Please prioritise this fix - causing too many people too much grief

dominikfoldi commented 5 years ago

They says on their forum that this issue is not planned for now, but come on, this is really a problem..

https://feedback.azure.com/forums/263030-azure-cosmos-db/suggestions/31355917-linq-provider-should-respect-jsonserializersetting

FVilevski commented 5 years ago

@dominikfoldi Well.. lets vote with 3 votes then all of us, so they can see that this thing is really needed.

dominikfoldi commented 5 years ago

@FVilevski I have already done that! I recommend it for everyone else, too!

icelandgrecian commented 5 years ago

This is not helpful approach as it is at the moment and doesn´t sell CosmosDB well for developers. Very confusing that you have this helpful LINQ search provider, but have to add JSONProperty attributes on all the models to make then queryable, especially when the FeedOptions has a global JsonSerializerSettings property.

JordanMarr commented 5 years ago

Any updates on this issue? I'm on my 3rd day of Document DB stuff and lost lots of time on this bug.

JordanMarr commented 5 years ago

FWIW, my work around is slightly different.
I didn't want to put JsonProperty attributes on all my objects, so I just put it on my "Id" properties (otherwise it will add an addition "id" property and my PK checks fail) and let all other properties serialize to PascalCase.

    type Task = { 
        [<JsonProperty("id")>]
        Id: string
        Name: string 
    }

Pros:

Cons:

Liversage commented 5 years ago

@JordanMarr While I cannot speak on behalf of Microsoft I except that all development effort is focused on the v3 version of the SDK and I will be surprised if they fix this issue in the v2 SDK. As far as I can tell there is still no LINQ support in the current v3 preview version but the issue Support LINQ query generation has the tag Required for GA so I'm hoping for the best.

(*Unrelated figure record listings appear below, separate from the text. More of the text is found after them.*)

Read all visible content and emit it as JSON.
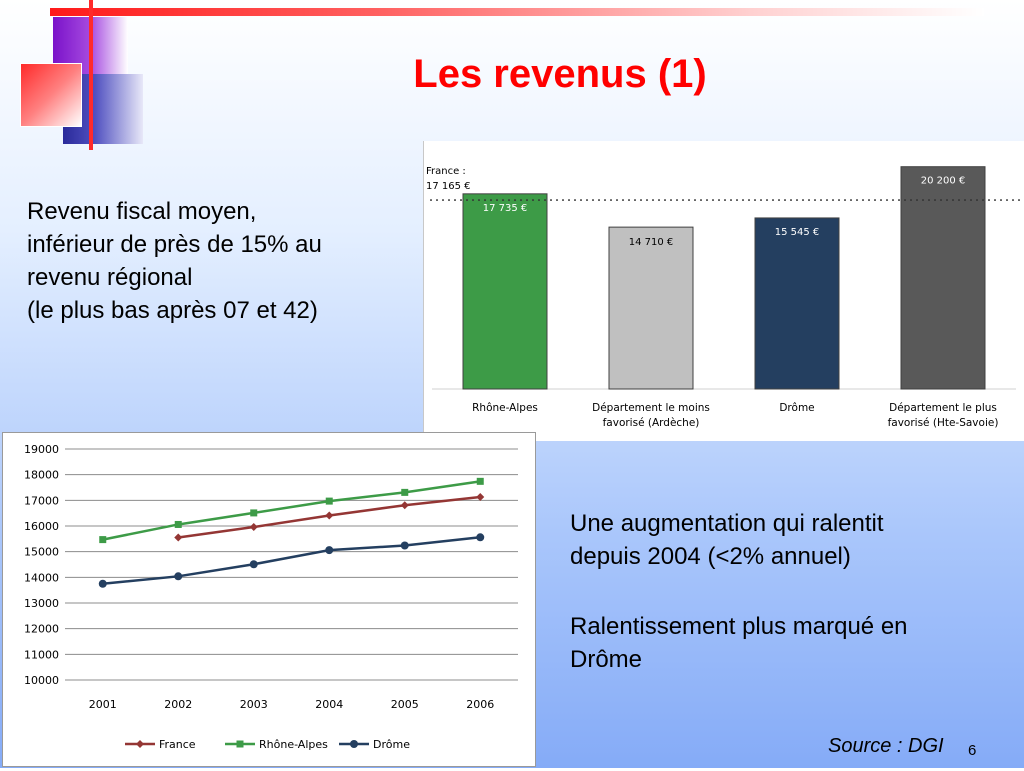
{
  "slide": {
    "title": "Les revenus (1)",
    "left_text": [
      "Revenu fiscal moyen,",
      "inférieur de près de 15% au",
      "revenu régional",
      "(le plus bas après 07 et 42)"
    ],
    "right_text": [
      "Une augmentation qui ralentit",
      "depuis 2004 (<2% annuel)",
      "",
      "Ralentissement plus marqué en",
      "Drôme"
    ],
    "source": "Source : DGI",
    "page_number": "6"
  },
  "colors": {
    "title": "#ff0000",
    "france": "#943634",
    "rhone_alpes": "#3d9b47",
    "drome": "#243f60"
  },
  "chart_data": [
    {
      "type": "bar",
      "categories": [
        "Rhône-Alpes",
        "Département le moins favorisé (Ardèche)",
        "Drôme",
        "Département le plus favorisé (Hte-Savoie)"
      ],
      "category_lines": [
        [
          "Rhône-Alpes"
        ],
        [
          "Département le moins",
          "favorisé (Ardèche)"
        ],
        [
          "Drôme"
        ],
        [
          "Département le plus",
          "favorisé (Hte-Savoie)"
        ]
      ],
      "values": [
        17735,
        14710,
        15545,
        20200
      ],
      "value_labels": [
        "17 735 €",
        "14 710 €",
        "15 545 €",
        "20 200 €"
      ],
      "colors": [
        "#3d9b47",
        "#c0c0c0",
        "#243f60",
        "#595959"
      ],
      "reference_line": {
        "value": 17165,
        "label": [
          "France :",
          "17 165 €"
        ],
        "style": "dotted"
      },
      "ylim": [
        0,
        20900
      ]
    },
    {
      "type": "line",
      "x": [
        2001,
        2002,
        2003,
        2004,
        2005,
        2006
      ],
      "series": [
        {
          "name": "France",
          "values": [
            null,
            15550,
            15960,
            16410,
            16810,
            17130
          ],
          "color": "#943634",
          "marker": "diamond"
        },
        {
          "name": "Rhône-Alpes",
          "values": [
            15470,
            16060,
            16510,
            16970,
            17310,
            17740
          ],
          "color": "#3d9b47",
          "marker": "square"
        },
        {
          "name": "Drôme",
          "values": [
            13750,
            14040,
            14510,
            15060,
            15240,
            15560
          ],
          "color": "#243f60",
          "marker": "circle"
        }
      ],
      "ylim": [
        10000,
        19000
      ],
      "yticks": [
        10000,
        11000,
        12000,
        13000,
        14000,
        15000,
        16000,
        17000,
        18000,
        19000
      ],
      "grid": true,
      "legend": "bottom"
    }
  ]
}
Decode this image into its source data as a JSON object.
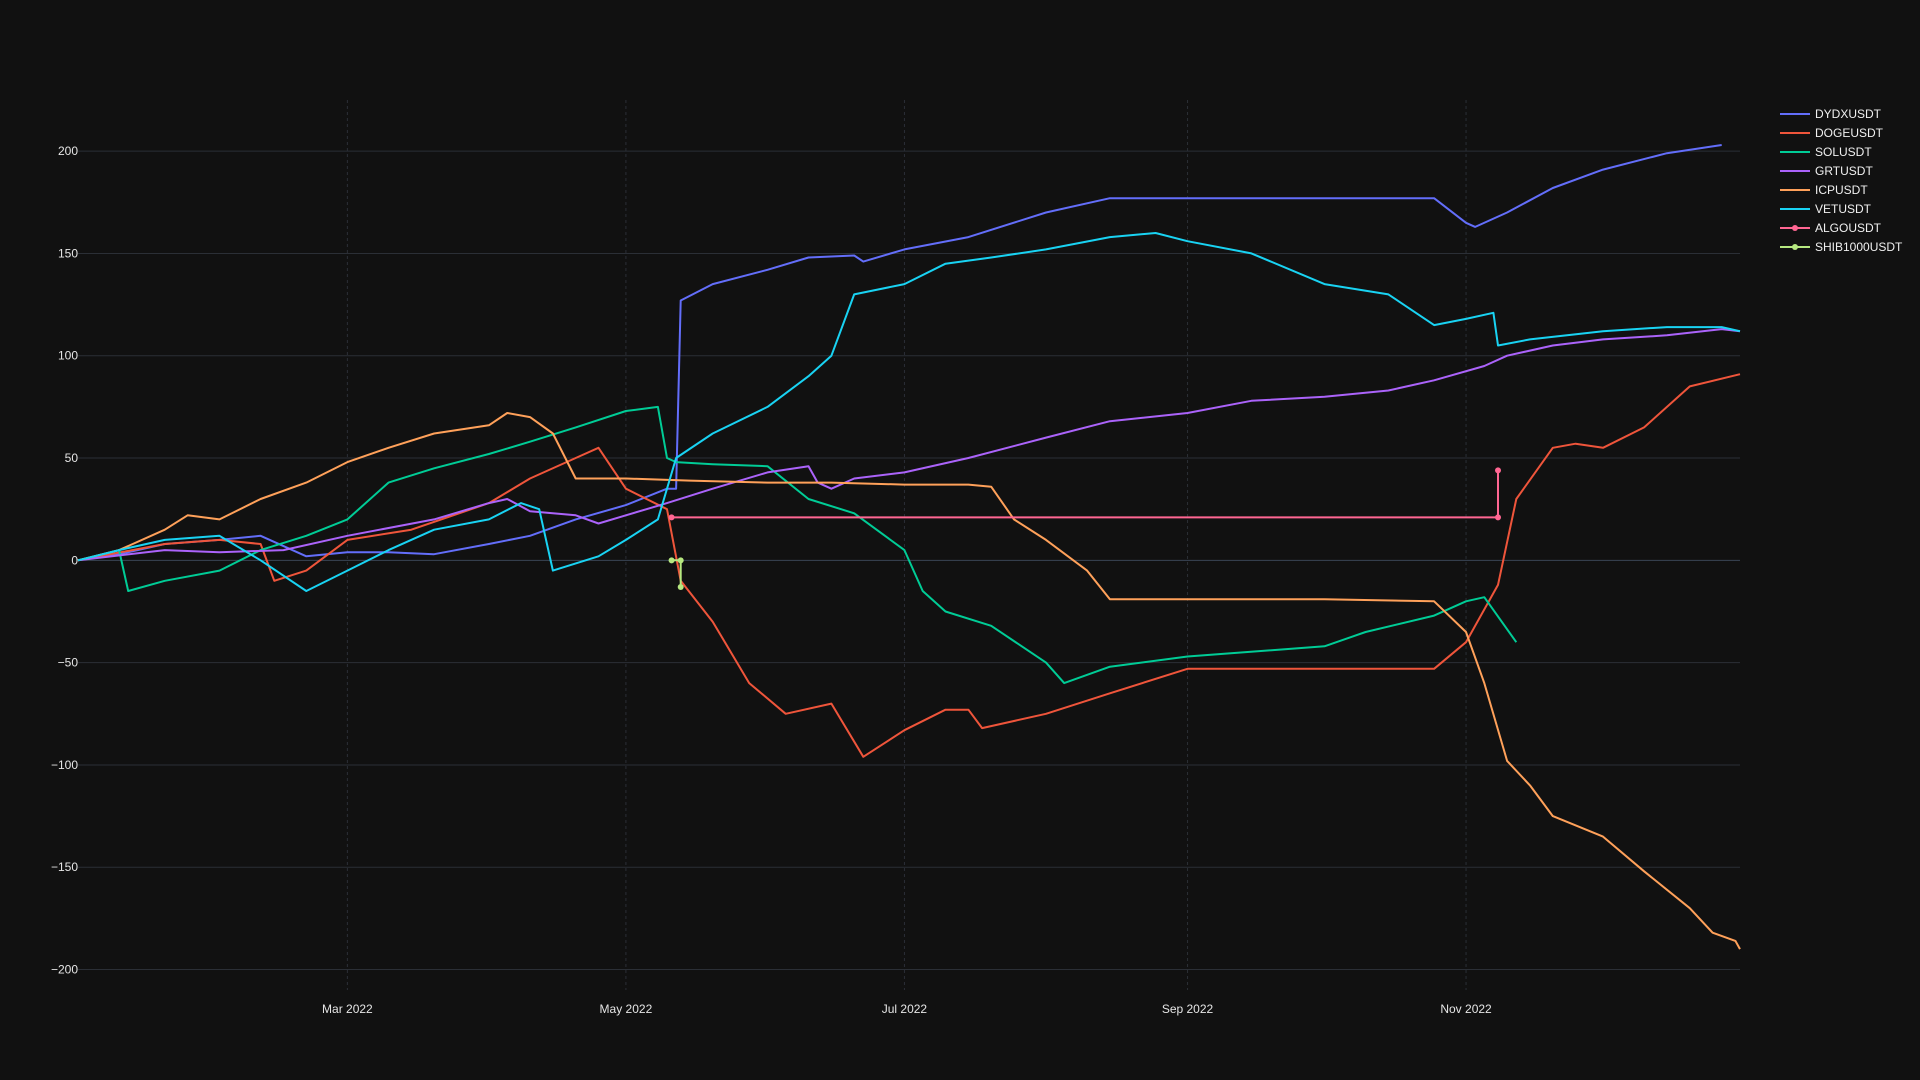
{
  "chart_data": {
    "type": "line",
    "title": "",
    "xlabel": "",
    "ylabel": "",
    "grid": true,
    "legend_position": "top-right",
    "x_range": [
      "2022-01-01",
      "2022-12-31"
    ],
    "ylim": [
      -210,
      225
    ],
    "y_ticks": [
      200,
      150,
      100,
      50,
      0,
      -50,
      -100,
      -150,
      -200
    ],
    "y_tick_labels": [
      "200",
      "150",
      "100",
      "50",
      "0",
      "−50",
      "−100",
      "−150",
      "−200"
    ],
    "x_ticks": [
      {
        "date": "2022-03-01",
        "label": "Mar 2022"
      },
      {
        "date": "2022-05-01",
        "label": "May 2022"
      },
      {
        "date": "2022-07-01",
        "label": "Jul 2022"
      },
      {
        "date": "2022-09-01",
        "label": "Sep 2022"
      },
      {
        "date": "2022-11-01",
        "label": "Nov 2022"
      }
    ],
    "series": [
      {
        "name": "DYDXUSDT",
        "color": "#636efa",
        "markers": false,
        "points": [
          [
            "2022-01-01",
            0
          ],
          [
            "2022-01-10",
            3
          ],
          [
            "2022-01-20",
            8
          ],
          [
            "2022-02-01",
            10
          ],
          [
            "2022-02-10",
            12
          ],
          [
            "2022-02-20",
            2
          ],
          [
            "2022-03-01",
            4
          ],
          [
            "2022-03-10",
            4
          ],
          [
            "2022-03-20",
            3
          ],
          [
            "2022-04-01",
            8
          ],
          [
            "2022-04-10",
            12
          ],
          [
            "2022-04-20",
            20
          ],
          [
            "2022-05-01",
            27
          ],
          [
            "2022-05-10",
            35
          ],
          [
            "2022-05-12",
            35
          ],
          [
            "2022-05-13",
            127
          ],
          [
            "2022-05-20",
            135
          ],
          [
            "2022-06-01",
            142
          ],
          [
            "2022-06-10",
            148
          ],
          [
            "2022-06-20",
            149
          ],
          [
            "2022-06-22",
            146
          ],
          [
            "2022-07-01",
            152
          ],
          [
            "2022-07-15",
            158
          ],
          [
            "2022-08-01",
            170
          ],
          [
            "2022-08-15",
            177
          ],
          [
            "2022-09-01",
            177
          ],
          [
            "2022-10-01",
            177
          ],
          [
            "2022-10-25",
            177
          ],
          [
            "2022-11-01",
            165
          ],
          [
            "2022-11-03",
            163
          ],
          [
            "2022-11-10",
            170
          ],
          [
            "2022-11-20",
            182
          ],
          [
            "2022-12-01",
            191
          ],
          [
            "2022-12-15",
            199
          ],
          [
            "2022-12-27",
            203
          ]
        ]
      },
      {
        "name": "DOGEUSDT",
        "color": "#ef553b",
        "markers": false,
        "points": [
          [
            "2022-01-01",
            0
          ],
          [
            "2022-01-20",
            8
          ],
          [
            "2022-02-01",
            10
          ],
          [
            "2022-02-10",
            8
          ],
          [
            "2022-02-13",
            -10
          ],
          [
            "2022-02-20",
            -5
          ],
          [
            "2022-03-01",
            10
          ],
          [
            "2022-03-15",
            15
          ],
          [
            "2022-04-01",
            28
          ],
          [
            "2022-04-10",
            40
          ],
          [
            "2022-04-20",
            50
          ],
          [
            "2022-04-25",
            55
          ],
          [
            "2022-05-01",
            35
          ],
          [
            "2022-05-10",
            25
          ],
          [
            "2022-05-13",
            -10
          ],
          [
            "2022-05-20",
            -30
          ],
          [
            "2022-05-28",
            -60
          ],
          [
            "2022-06-05",
            -75
          ],
          [
            "2022-06-15",
            -70
          ],
          [
            "2022-06-22",
            -96
          ],
          [
            "2022-07-01",
            -83
          ],
          [
            "2022-07-10",
            -73
          ],
          [
            "2022-07-15",
            -73
          ],
          [
            "2022-07-18",
            -82
          ],
          [
            "2022-08-01",
            -75
          ],
          [
            "2022-08-15",
            -65
          ],
          [
            "2022-09-01",
            -53
          ],
          [
            "2022-10-01",
            -53
          ],
          [
            "2022-10-25",
            -53
          ],
          [
            "2022-11-01",
            -40
          ],
          [
            "2022-11-08",
            -12
          ],
          [
            "2022-11-12",
            30
          ],
          [
            "2022-11-20",
            55
          ],
          [
            "2022-11-25",
            57
          ],
          [
            "2022-12-01",
            55
          ],
          [
            "2022-12-10",
            65
          ],
          [
            "2022-12-20",
            85
          ],
          [
            "2022-12-31",
            91
          ]
        ]
      },
      {
        "name": "SOLUSDT",
        "color": "#00cc96",
        "markers": false,
        "points": [
          [
            "2022-01-01",
            0
          ],
          [
            "2022-01-10",
            5
          ],
          [
            "2022-01-12",
            -15
          ],
          [
            "2022-01-20",
            -10
          ],
          [
            "2022-02-01",
            -5
          ],
          [
            "2022-02-10",
            5
          ],
          [
            "2022-02-20",
            12
          ],
          [
            "2022-03-01",
            20
          ],
          [
            "2022-03-10",
            38
          ],
          [
            "2022-03-20",
            45
          ],
          [
            "2022-04-01",
            52
          ],
          [
            "2022-04-10",
            58
          ],
          [
            "2022-04-20",
            65
          ],
          [
            "2022-05-01",
            73
          ],
          [
            "2022-05-08",
            75
          ],
          [
            "2022-05-10",
            50
          ],
          [
            "2022-05-12",
            48
          ],
          [
            "2022-05-20",
            47
          ],
          [
            "2022-06-01",
            46
          ],
          [
            "2022-06-10",
            30
          ],
          [
            "2022-06-20",
            23
          ],
          [
            "2022-07-01",
            5
          ],
          [
            "2022-07-05",
            -15
          ],
          [
            "2022-07-10",
            -25
          ],
          [
            "2022-07-20",
            -32
          ],
          [
            "2022-08-01",
            -50
          ],
          [
            "2022-08-05",
            -60
          ],
          [
            "2022-08-15",
            -52
          ],
          [
            "2022-09-01",
            -47
          ],
          [
            "2022-10-01",
            -42
          ],
          [
            "2022-10-10",
            -35
          ],
          [
            "2022-10-25",
            -27
          ],
          [
            "2022-11-01",
            -20
          ],
          [
            "2022-11-05",
            -18
          ],
          [
            "2022-11-12",
            -40
          ]
        ]
      },
      {
        "name": "GRTUSDT",
        "color": "#ab63fa",
        "markers": false,
        "points": [
          [
            "2022-01-01",
            0
          ],
          [
            "2022-01-20",
            5
          ],
          [
            "2022-02-01",
            4
          ],
          [
            "2022-02-15",
            5
          ],
          [
            "2022-03-01",
            12
          ],
          [
            "2022-03-20",
            20
          ],
          [
            "2022-04-01",
            28
          ],
          [
            "2022-04-05",
            30
          ],
          [
            "2022-04-10",
            24
          ],
          [
            "2022-04-20",
            22
          ],
          [
            "2022-04-25",
            18
          ],
          [
            "2022-05-01",
            22
          ],
          [
            "2022-05-10",
            28
          ],
          [
            "2022-05-20",
            35
          ],
          [
            "2022-06-01",
            43
          ],
          [
            "2022-06-10",
            46
          ],
          [
            "2022-06-12",
            38
          ],
          [
            "2022-06-15",
            35
          ],
          [
            "2022-06-20",
            40
          ],
          [
            "2022-07-01",
            43
          ],
          [
            "2022-07-15",
            50
          ],
          [
            "2022-08-01",
            60
          ],
          [
            "2022-08-15",
            68
          ],
          [
            "2022-09-01",
            72
          ],
          [
            "2022-09-15",
            78
          ],
          [
            "2022-10-01",
            80
          ],
          [
            "2022-10-15",
            83
          ],
          [
            "2022-10-25",
            88
          ],
          [
            "2022-11-05",
            95
          ],
          [
            "2022-11-10",
            100
          ],
          [
            "2022-11-20",
            105
          ],
          [
            "2022-12-01",
            108
          ],
          [
            "2022-12-15",
            110
          ],
          [
            "2022-12-27",
            113
          ],
          [
            "2022-12-31",
            112
          ]
        ]
      },
      {
        "name": "ICPUSDT",
        "color": "#ffa15a",
        "markers": false,
        "points": [
          [
            "2022-01-01",
            0
          ],
          [
            "2022-01-10",
            5
          ],
          [
            "2022-01-20",
            15
          ],
          [
            "2022-01-25",
            22
          ],
          [
            "2022-02-01",
            20
          ],
          [
            "2022-02-10",
            30
          ],
          [
            "2022-02-20",
            38
          ],
          [
            "2022-03-01",
            48
          ],
          [
            "2022-03-10",
            55
          ],
          [
            "2022-03-20",
            62
          ],
          [
            "2022-04-01",
            66
          ],
          [
            "2022-04-05",
            72
          ],
          [
            "2022-04-10",
            70
          ],
          [
            "2022-04-15",
            62
          ],
          [
            "2022-04-20",
            40
          ],
          [
            "2022-05-01",
            40
          ],
          [
            "2022-05-15",
            39
          ],
          [
            "2022-06-01",
            38
          ],
          [
            "2022-06-15",
            38
          ],
          [
            "2022-07-01",
            37
          ],
          [
            "2022-07-15",
            37
          ],
          [
            "2022-07-20",
            36
          ],
          [
            "2022-07-25",
            20
          ],
          [
            "2022-08-01",
            10
          ],
          [
            "2022-08-10",
            -5
          ],
          [
            "2022-08-15",
            -19
          ],
          [
            "2022-09-01",
            -19
          ],
          [
            "2022-10-01",
            -19
          ],
          [
            "2022-10-25",
            -20
          ],
          [
            "2022-11-01",
            -35
          ],
          [
            "2022-11-05",
            -60
          ],
          [
            "2022-11-10",
            -98
          ],
          [
            "2022-11-15",
            -110
          ],
          [
            "2022-11-20",
            -125
          ],
          [
            "2022-12-01",
            -135
          ],
          [
            "2022-12-10",
            -152
          ],
          [
            "2022-12-20",
            -170
          ],
          [
            "2022-12-25",
            -182
          ],
          [
            "2022-12-30",
            -186
          ],
          [
            "2022-12-31",
            -190
          ]
        ]
      },
      {
        "name": "VETUSDT",
        "color": "#19d3f3",
        "markers": false,
        "points": [
          [
            "2022-01-01",
            0
          ],
          [
            "2022-01-10",
            5
          ],
          [
            "2022-01-20",
            10
          ],
          [
            "2022-02-01",
            12
          ],
          [
            "2022-02-10",
            0
          ],
          [
            "2022-02-20",
            -15
          ],
          [
            "2022-03-01",
            -5
          ],
          [
            "2022-03-10",
            5
          ],
          [
            "2022-03-20",
            15
          ],
          [
            "2022-04-01",
            20
          ],
          [
            "2022-04-08",
            28
          ],
          [
            "2022-04-12",
            25
          ],
          [
            "2022-04-15",
            -5
          ],
          [
            "2022-04-25",
            2
          ],
          [
            "2022-05-01",
            10
          ],
          [
            "2022-05-08",
            20
          ],
          [
            "2022-05-12",
            50
          ],
          [
            "2022-05-20",
            62
          ],
          [
            "2022-06-01",
            75
          ],
          [
            "2022-06-10",
            90
          ],
          [
            "2022-06-15",
            100
          ],
          [
            "2022-06-20",
            130
          ],
          [
            "2022-07-01",
            135
          ],
          [
            "2022-07-10",
            145
          ],
          [
            "2022-07-20",
            148
          ],
          [
            "2022-08-01",
            152
          ],
          [
            "2022-08-15",
            158
          ],
          [
            "2022-08-25",
            160
          ],
          [
            "2022-09-01",
            156
          ],
          [
            "2022-09-15",
            150
          ],
          [
            "2022-10-01",
            135
          ],
          [
            "2022-10-15",
            130
          ],
          [
            "2022-10-25",
            115
          ],
          [
            "2022-11-01",
            118
          ],
          [
            "2022-11-07",
            121
          ],
          [
            "2022-11-08",
            105
          ],
          [
            "2022-11-15",
            108
          ],
          [
            "2022-12-01",
            112
          ],
          [
            "2022-12-15",
            114
          ],
          [
            "2022-12-27",
            114
          ],
          [
            "2022-12-31",
            112
          ]
        ]
      },
      {
        "name": "ALGOUSDT",
        "color": "#ff6692",
        "markers": true,
        "points": [
          [
            "2022-05-11",
            21
          ],
          [
            "2022-11-08",
            21
          ],
          [
            "2022-11-08",
            44
          ]
        ]
      },
      {
        "name": "SHIB1000USDT",
        "color": "#b6e880",
        "markers": true,
        "points": [
          [
            "2022-05-11",
            0
          ],
          [
            "2022-05-13",
            0
          ],
          [
            "2022-05-13",
            -13
          ]
        ]
      }
    ]
  }
}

razlani commented 5 years ago

Yawn, this'd be solved pretty fast if they accepted pull requests on an open codebase..

github-usr-name commented 5 years ago

That'd imply embracing open-source workflows... one thing at a time! FWIW, although it's a bit of a PITA at first, I find using a "SQL" query preferable anyway because (1) you can set the capitalisation correctly, (2) you know exactly which bits are going to run where and (3) it avoids the overhead of the LINQ provider. Plenty of disadvantages too, not saying it's the right approach for all use-cases.

arramac commented 5 years ago

@Liversage , @JordanMarr , @razlani - we just added LINQ to SDK v3. Happy to accept PRs there.

Linq in V3 SDK https://github.com/Azure/azure-cosmos-dotnet-v3/pull/209 LINQ V3 Bug fixes https://github.com/Azure/azure-cosmos-dotnet-v3/issues/330

As to this specific topic, the debate we've had is if this change would require supporting all of JsonSerializerSettings (which would require significant work), or if we can support CamelCase in isolation. We're taking a look and will report back.

nhwilly commented 5 years ago

camelCase is the most widely used, I believe.

I am now matching client dtos against server dtos against models and then into CosmoDb on dozens of classes.

Everything is annotated because linq won't work.

A giant pita, fwiw.

sehcheese commented 5 years ago

@arramac What was the outcome of your discussion? Are camelCase serializer settings supported in SDK v3 right now?

nhwilly commented 5 years ago

At this point, I'm tempted to just name all my properties so they start with lower case and end the insanity of JSON attributes (and their typos) everywhere.

Anyone know why that won't bite me later?

j82w commented 5 years ago

@sehcheese and @nhwilly v3 SDK just merged support for CamelCase in Linq. There should be a release in the next few weeks with the change.

nhwilly commented 5 years ago

Ok, that's pretty exciting. Looking forward to deleting a large number of attributes on all my POCOs.